Hands fold in the boy's lap again, careful. "Yeah," Flint says. "She. It's ridiculous sometimes, but I'm just mad at her in general. Even if here's better, it still pushes my buttons about stuff before," the cub continues. "Little stuff that reminds me." He sighs, then looks over at the ragabash again.
"Yeah," Kevin says, "I always got the impression you and your mom weren't exactly on the same page. Now, see, my mom and I were yay close." He crosses two fingers and holds them up in front of Flint. "Which means, I've not seen her now for over seven years, and frankly it still rips me up if I let myself think about it. So consider. Which of us is in the better position, mm?" He raises one eyebrow at Flint, and sips his coffee pensively.
Flint nods, the cub frowning just a little. "Yeah," he says, quiet. "Things like… fault, guilt, too. I dunno." He pauses, reaching over for the previously set aside coffee now that he's a little more sure of himself, and the talking. "I mean, I grew up with a giant guilt trip over my head, about everything.
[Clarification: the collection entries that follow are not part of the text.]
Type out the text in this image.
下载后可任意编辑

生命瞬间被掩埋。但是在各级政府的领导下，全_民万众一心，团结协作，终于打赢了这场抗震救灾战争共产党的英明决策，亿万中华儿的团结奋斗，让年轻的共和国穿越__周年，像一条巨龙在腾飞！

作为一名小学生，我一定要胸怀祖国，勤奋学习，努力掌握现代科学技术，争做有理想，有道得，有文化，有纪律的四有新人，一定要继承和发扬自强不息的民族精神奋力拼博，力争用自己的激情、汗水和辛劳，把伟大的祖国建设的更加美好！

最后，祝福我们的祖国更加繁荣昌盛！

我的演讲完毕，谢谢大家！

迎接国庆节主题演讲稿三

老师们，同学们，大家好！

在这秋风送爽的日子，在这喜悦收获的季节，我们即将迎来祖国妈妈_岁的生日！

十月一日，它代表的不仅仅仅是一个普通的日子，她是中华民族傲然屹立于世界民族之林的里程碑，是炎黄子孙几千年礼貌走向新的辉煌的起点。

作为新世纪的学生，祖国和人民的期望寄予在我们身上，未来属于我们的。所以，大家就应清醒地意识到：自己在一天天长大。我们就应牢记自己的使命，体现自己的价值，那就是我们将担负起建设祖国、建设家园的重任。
It's hard, not to guilt-trip myself." A deep breath follows, hands gripping the cup of coffee now.
"Guilt's a tricky one," Kevin agrees. "I don't know what I can do to help you get over the feeling that you're going to be judged for what you do. Especially because, in a way, you are. The Garou Nation is one judgemental moth… one judgmental son of a bitch," he observes, "and there's no denying it. But if you keep your nose clean — unlike me — or at the very least don't get caught — unlike me — you can go far."
A slow nod follows, and Flint takes a long sip from the coffee cup. "That…" words fail, and the boy simply nods again. "It's irrational guilt for the most part, too. Stuff that still doesn't matter anymore. But I just. It feels like a… hairtrigger, sometimes." Head tilts to one side. "The other day, when Sadie said something about family staying together, that's what set stuff off, then. Didn't even… need to be part of the conversation."
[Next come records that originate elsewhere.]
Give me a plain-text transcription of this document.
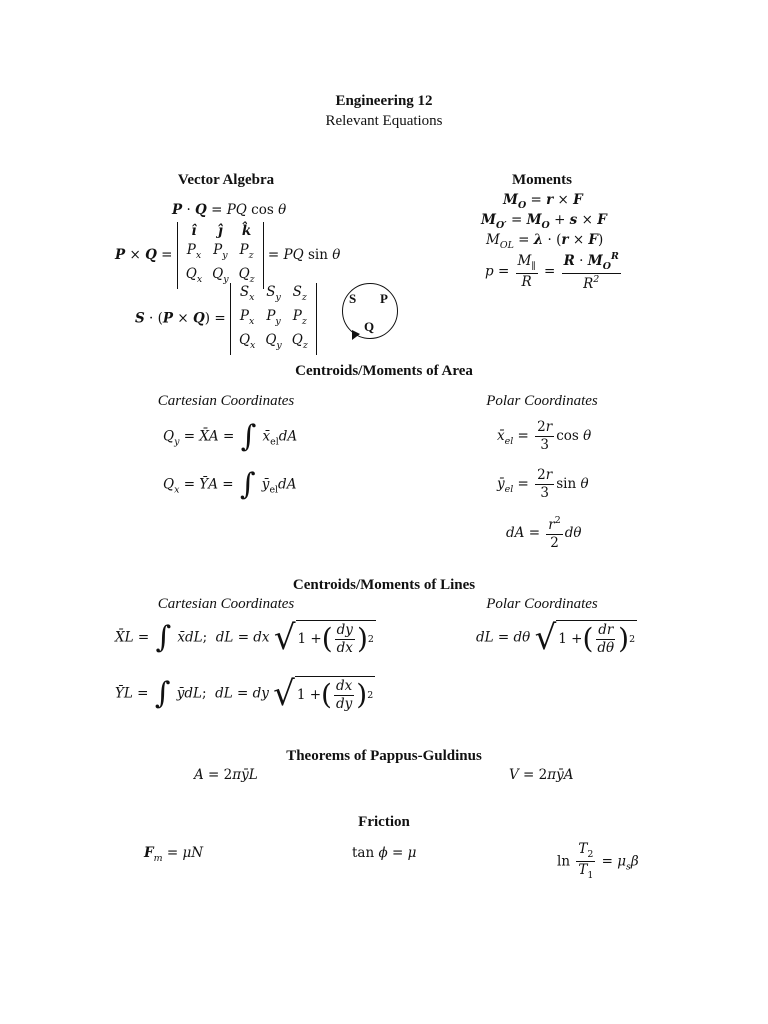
Engineering 12
Relevant Equations
Vector Algebra
P · Q = PQ cos θ
P × Q =
î	ĵ	k̂
$P_x$	$P_y$	$P_z$
$Q_x$	$Q_y$	$Q_z$
= PQ sin θ
S · (P × Q) =
$S_x$	$S_y$	$S_z$
$P_x$	$P_y$	$P_z$
$Q_x$	$Q_y$	$Q_z$
S P
Q
Moments
$M_O = r \times F$
$M_{O'} = M_O + s \times F$
$M_{OL} = \lambda \cdot (r \times F)$
$p = \frac{M_\parallel}{R} = \frac{R \cdot M_O^R}{R^2}$
Centroids/Moments of Area
Cartesian Coordinates	Polar Coordinates
$Q_y$ = X̄A = ∫ $x̄_{el}dA$
$Q_x$ = ȲA = ∫ $ȳ_{el}dA$
$x̄_{el} = \frac{2r}{3}$ cos θ
$ȳ_{el} = \frac{2r}{3}$ sin θ
dA = $\frac{r^2}{2}$ dθ
Centroids/Moments of Lines
Cartesian Coordinates	Polar Coordinates
X̄L = ∫ x̄dL;  dL = dx √ 1 + ( $\frac{dy}{dx}$ ) 2
ȲL = ∫ ȳdL;  dL = dy √ 1 + ( $\frac{dx}{dy}$ ) 2
dL = dθ √ 1 + ( $\frac{dr}{d\theta}$ ) 2
Theorems of Pappus-Guldinus
A = 2πȳL	V = 2πȳA
Friction
$F_m = \mu N$	tan ϕ = μ
$\ln \frac{T_2}{T_1} = \mu_s\beta$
"Just because something's irrational," Kevin reminds Flint, "doesn't mean it doesn't affect you. Often it affects you more, because you get mad at yourself for letting something affect you when it shouldn't. I know I do, anyway."
Flint nods, grinning a little. "Guilty, there," the boy says, with some hint that the choice of wording is a joke, if a self-disparaging one. "I do, yeah. And then I get mad, and it affects me more…" brows furrow, as though it's something Flint hadn't quite realised before.
"And so the vicious circle goes on," Kevin sighs, putting his feet back up on the coffee table and finishing his drink. "This giving you any food for thought, Flint?" Flint this time, not Flinty.
"Yeah, thanks Kevin," the cub says, quiet as he considers things. "Some, and maybe, at least, to try not to get so mad at myself over shit that happens."
"Okay then, off with you," Kevin says cheerfully. "I've got a soccer match to finish watching, assuming no more callers show up tonight."
Flint grins, pushing himself to his feet after a moment of nodding. "'Kay," Flint says, nodding to Kevin. "I'll see ya', and all." Thumbs are shoved in the boy's pockets and he makes his way to the stairwell. "Thank you."